Unnamed: 0_level_0,1,2,3,4,5,6,7,8,9,10,...,119,120,121,122,123,124,125,126,127,128
named_entity,Unnamed: 1_level_1,Unnamed: 2_level_1,Unnamed: 3_level_1,Unnamed: 4_level_1,Unnamed: 5_level_1,Unnamed: 6_level_1,Unnamed: 7_level_1,Unnamed: 8_level_1,Unnamed: 9_level_1,Unnamed: 10_level_1,Unnamed: 11_level_1,Unnamed: 12_level_1,Unnamed: 13_level_1,Unnamed: 14_level_1,Unnamed: 15_level_1,Unnamed: 16_level_1,Unnamed: 17_level_1,Unnamed: 18_level_1,Unnamed: 19_level_1,Unnamed: 20_level_1,Unnamed: 21_level_1
0,-0.017839,-0.01554,0.014009,0.011204,0.001812,0.016809,-0.029363,0.019553,0.017015,-0.042528,...,0.00544,0.007404,0.008619,-0.002957,0.007757,-0.027168,0.001521,0.009814,0.003208,-0.026657
1,-0.015903,-0.012227,0.009864,0.006678,0.006132,0.015084,-0.021753,0.01121,0.015354,-0.031373,...,0.009581,0.000854,0.00906,-0.001659,0.005635,-0.015787,-0.001362,0.005597,0.005464,-0.018249
2,-0.014181,-0.006827,0.011194,0.00144,0.001613,0.013619,-0.019055,0.011773,0.012155,-0.028162,...,0.006589,0.00317,0.002821,-0.004832,0.00182,-0.018488,0.004074,0.000793,0.003839,-0.0173


In [38]:
emb_df.shape

(3, 128)

> Each column is a dimension in the embedding space.
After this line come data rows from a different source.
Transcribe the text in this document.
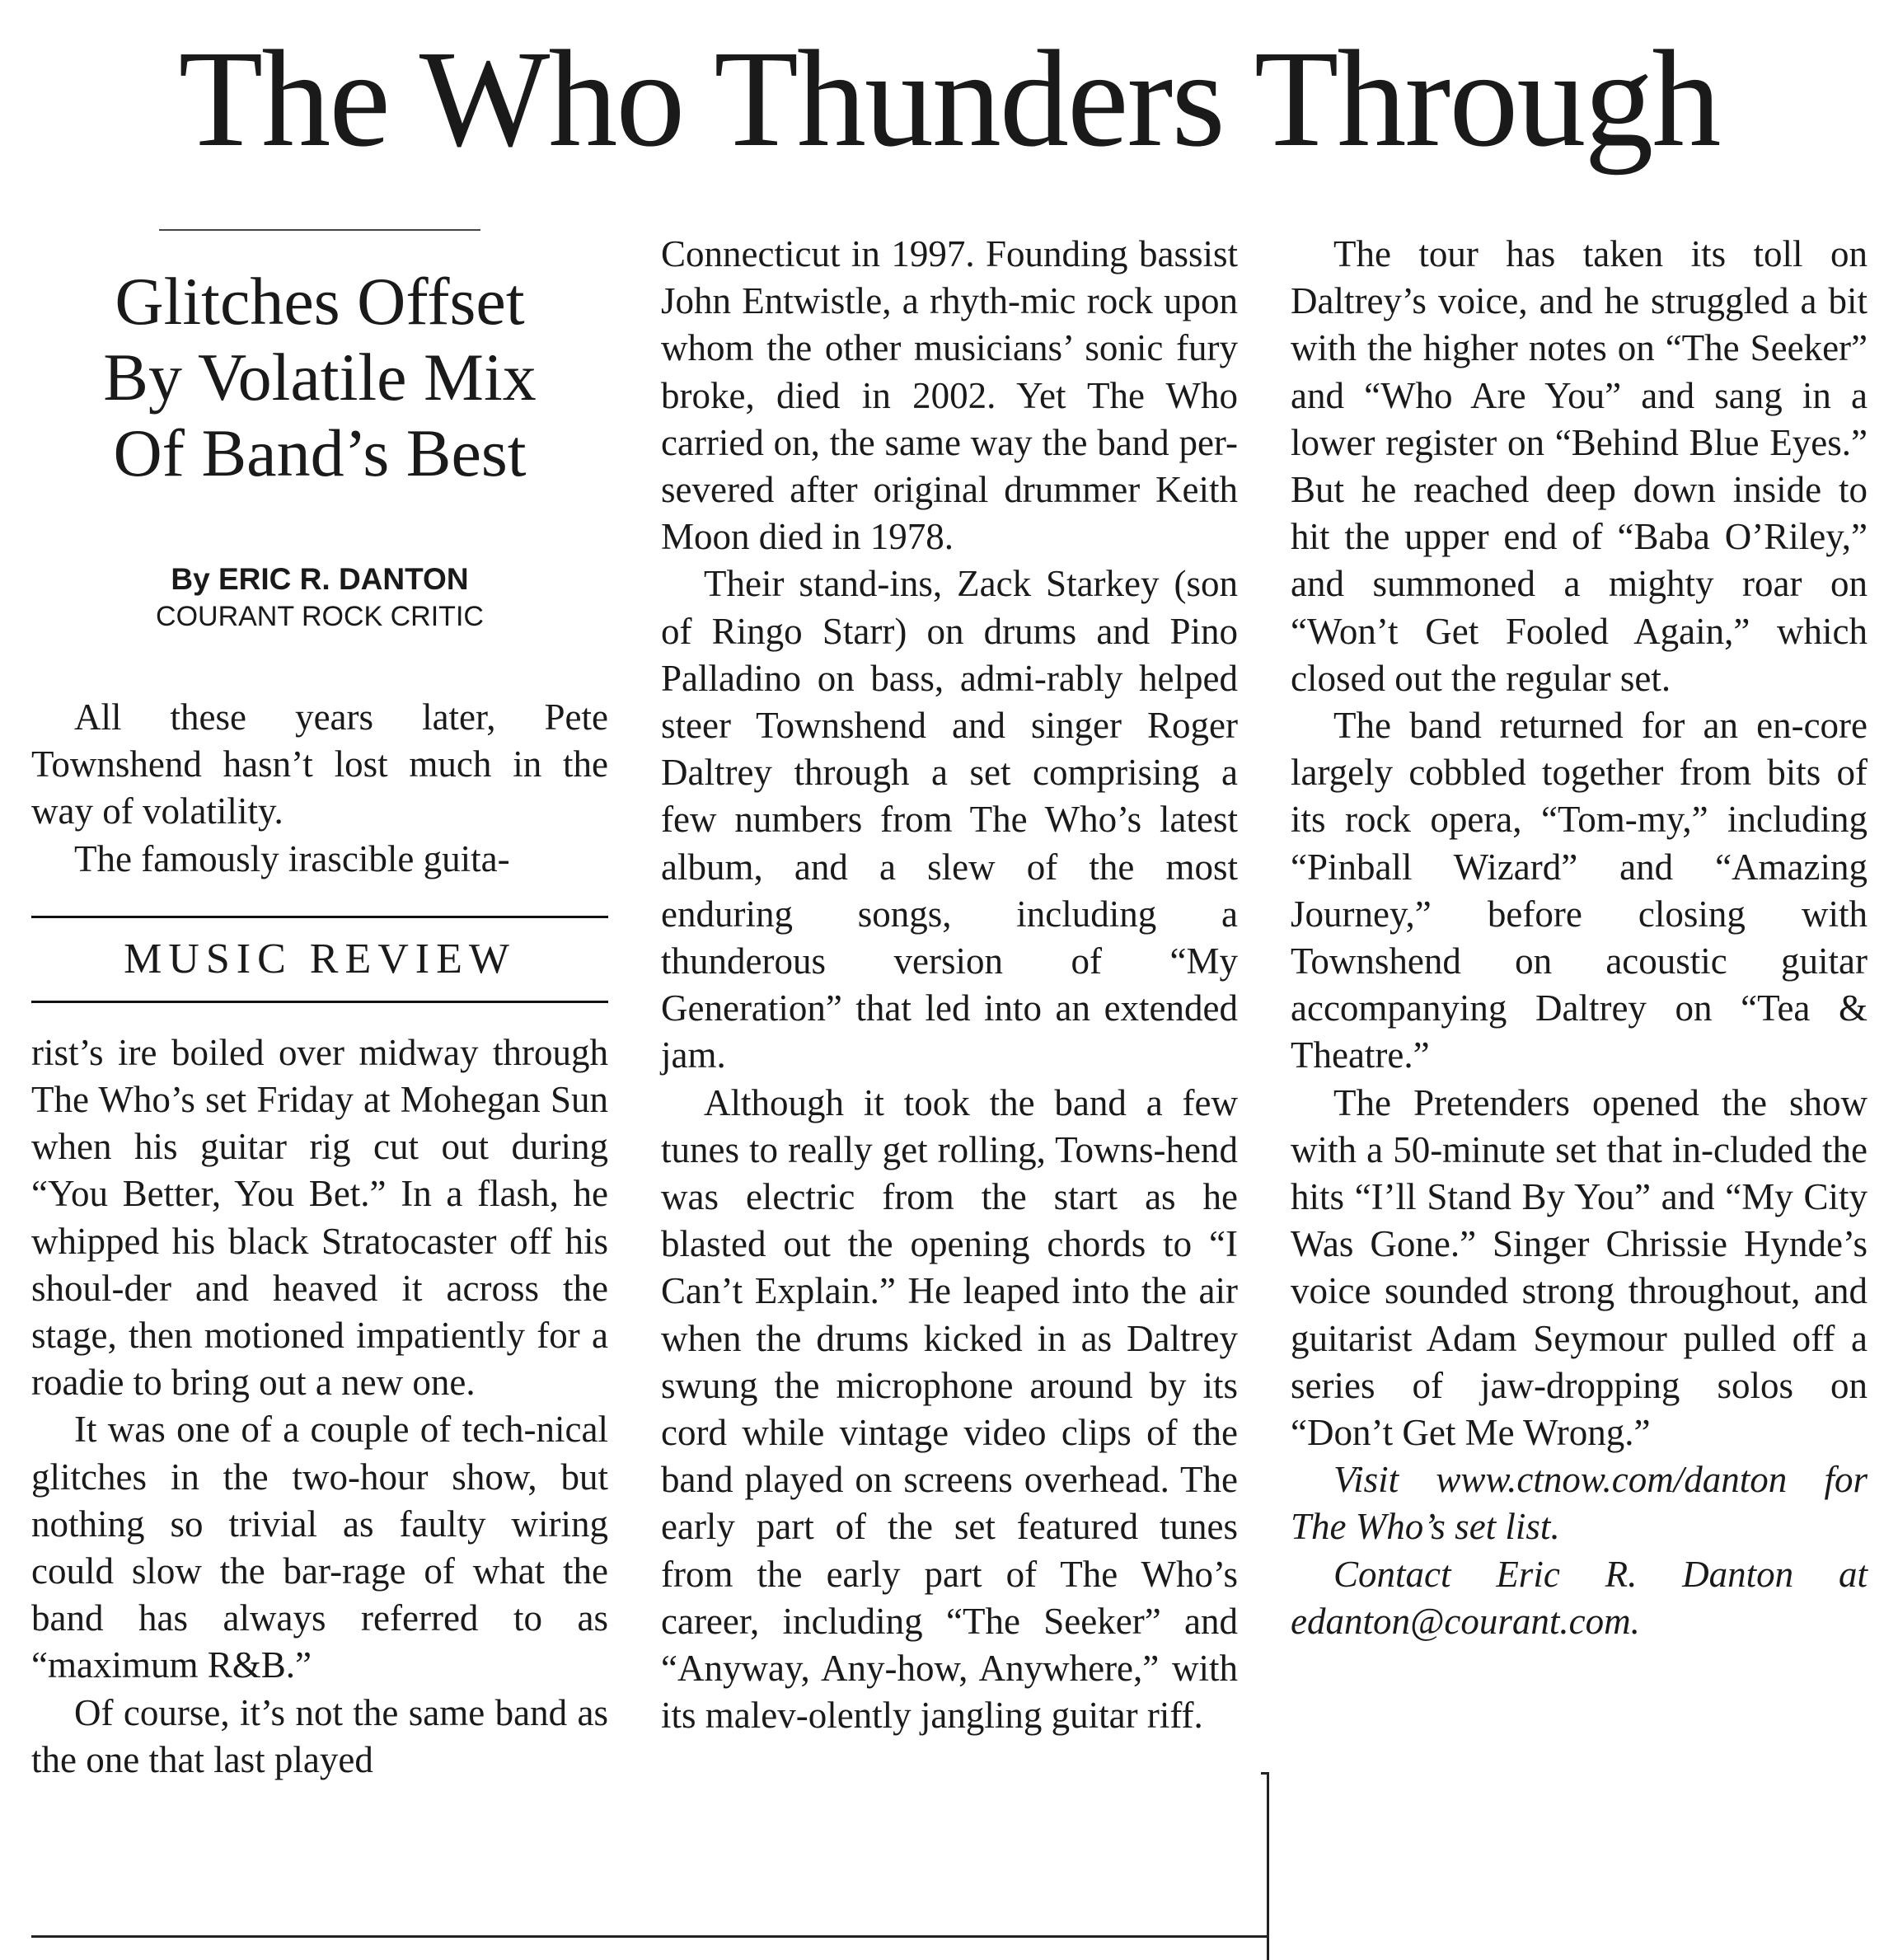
The Who Thunders Through
Glitches Offset
By Volatile Mix
Of Band’s Best
By ERIC R. DANTON
COURANT ROCK CRITIC

All these years later, Pete Townshend hasn’t lost much in the way of volatility.

The famously irascible guita-

MUSIC REVIEW

rist’s ire boiled over midway through The Who’s set Friday at Mohegan Sun when his guitar rig cut out during “You Better, You Bet.” In a flash, he whipped his black Stratocaster off his shoul-der and heaved it across the stage, then motioned impatiently for a roadie to bring out a new one.

It was one of a couple of tech-nical glitches in the two-hour show, but nothing so trivial as faulty wiring could slow the bar-rage of what the band has always referred to as “maximum R&B.”

Of course, it’s not the same band as the one that last played

Connecticut in 1997. Founding bassist John Entwistle, a rhyth-mic rock upon whom the other musicians’ sonic fury broke, died in 2002. Yet The Who carried on, the same way the band per-severed after original drummer Keith Moon died in 1978.

Their stand-ins, Zack Starkey (son of Ringo Starr) on drums and Pino Palladino on bass, admi-rably helped steer Townshend and singer Roger Daltrey through a set comprising a few numbers from The Who’s latest album, and a slew of the most enduring songs, including a thunderous version of “My Generation” that led into an extended jam.

Although it took the band a few tunes to really get rolling, Towns-hend was electric from the start as he blasted out the opening chords to “I Can’t Explain.” He leaped into the air when the drums kicked in as Daltrey swung the microphone around by its cord while vintage video clips of the band played on screens overhead. The early part of the set featured tunes from the early part of The Who’s career, including “The Seeker” and “Anyway, Any-how, Anywhere,” with its malev-olently jangling guitar riff.

The tour has taken its toll on Daltrey’s voice, and he struggled a bit with the higher notes on “The Seeker” and “Who Are You” and sang in a lower register on “Behind Blue Eyes.” But he reached deep down inside to hit the upper end of “Baba O’Riley,” and summoned a mighty roar on “Won’t Get Fooled Again,” which closed out the regular set.

The band returned for an en-core largely cobbled together from bits of its rock opera, “Tom-my,” including “Pinball Wizard” and “Amazing Journey,” before closing with Townshend on acoustic guitar accompanying Daltrey on “Tea & Theatre.”

The Pretenders opened the show with a 50-minute set that in-cluded the hits “I’ll Stand By You” and “My City Was Gone.” Singer Chrissie Hynde’s voice sounded strong throughout, and guitarist Adam Seymour pulled off a series of jaw-dropping solos on “Don’t Get Me Wrong.”

Visit www.ctnow.com/danton for The Who’s set list.

Contact Eric R. Danton at edanton@courant.com.
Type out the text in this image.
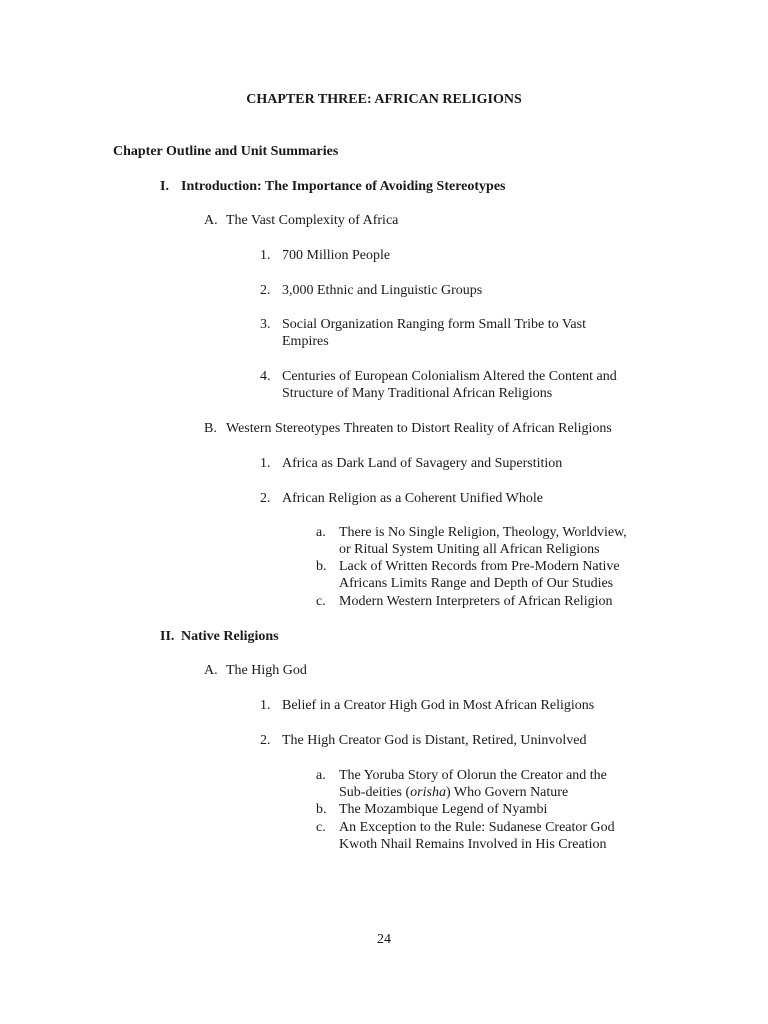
CHAPTER THREE: AFRICAN RELIGIONS
Chapter Outline and Unit Summaries
I. Introduction: The Importance of Avoiding Stereotypes
A. The Vast Complexity of Africa
1. 700 Million People
2. 3,000 Ethnic and Linguistic Groups
3. Social Organization Ranging form Small Tribe to Vast
Empires
4. Centuries of European Colonialism Altered the Content and
Structure of Many Traditional African Religions
B. Western Stereotypes Threaten to Distort Reality of African Religions
1. Africa as Dark Land of Savagery and Superstition
2. African Religion as a Coherent Unified Whole
a. There is No Single Religion, Theology, Worldview,
or Ritual System Uniting all African Religions
b. Lack of Written Records from Pre-Modern Native
Africans Limits Range and Depth of Our Studies
c. Modern Western Interpreters of African Religion
II. Native Religions
A. The High God
1. Belief in a Creator High God in Most African Religions
2. The High Creator God is Distant, Retired, Uninvolved
a. The Yoruba Story of Olorun the Creator and the
Sub-deities (orisha) Who Govern Nature
b. The Mozambique Legend of Nyambi
c. An Exception to the Rule: Sudanese Creator God
Kwoth Nhail Remains Involved in His Creation
24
Each row contains the dimensions of the embedding of one named entity.  

每一列是一个 embedding 的维度。

> We'll now cluster the embeddings using a simple clustering algorithm such as k-means.

下面利用 embedding 进行聚类。

In [40]:
NUM_CLUSTERS = 2
# By default 10

kmeans = KMeans(n_clusters=NUM_CLUSTERS)
kmeans.fit(emb_df)
labels = kmeans.predict(emb_df)
emb_df['cluster'] = labels
clusters_df = emb_df.reset_index()[['named_entity','cluster']]
clusters_df.head()

Unnamed: 0,named_entity,cluster
0,0,1
1,1,0
2,2,0


## 3. Prepare input for Gephi:

[Gephi](https://gephi.org) (Java 1.8 or higher) is a nice visualization tool for graphical data.  
We'll output our data into a format recognizable by Gephi.

In [41]:
id_to_named_entity = {named_entity_id: named_entity
                      for named_entity, named_entity_id in tokenizer.items()}

with open('clusters.gdf', 'w') as f:
    f.write('nodedef>name VARCHAR,cluster_id VARCHAR,label VARCHAR\n')
    for index, row in clusters_df.iterrows():
        f.write('{},{},{}\n'.format(row['named_entity'], row['cluster'], id_to_named_entity[row['named_entity']]))
    f.write('edgedef>node1 VARCHAR,node2 VARCHAR, weight DOUBLE\n')
    for index, row in edges_df.iterrows(): 
        f.write('{},{},{}\n'.format(row['named_entity_1'], row['named_entity_2'], row['weight']))

Finally, we can open `clusters.gdf` using Gephi in order to inspect the clusters.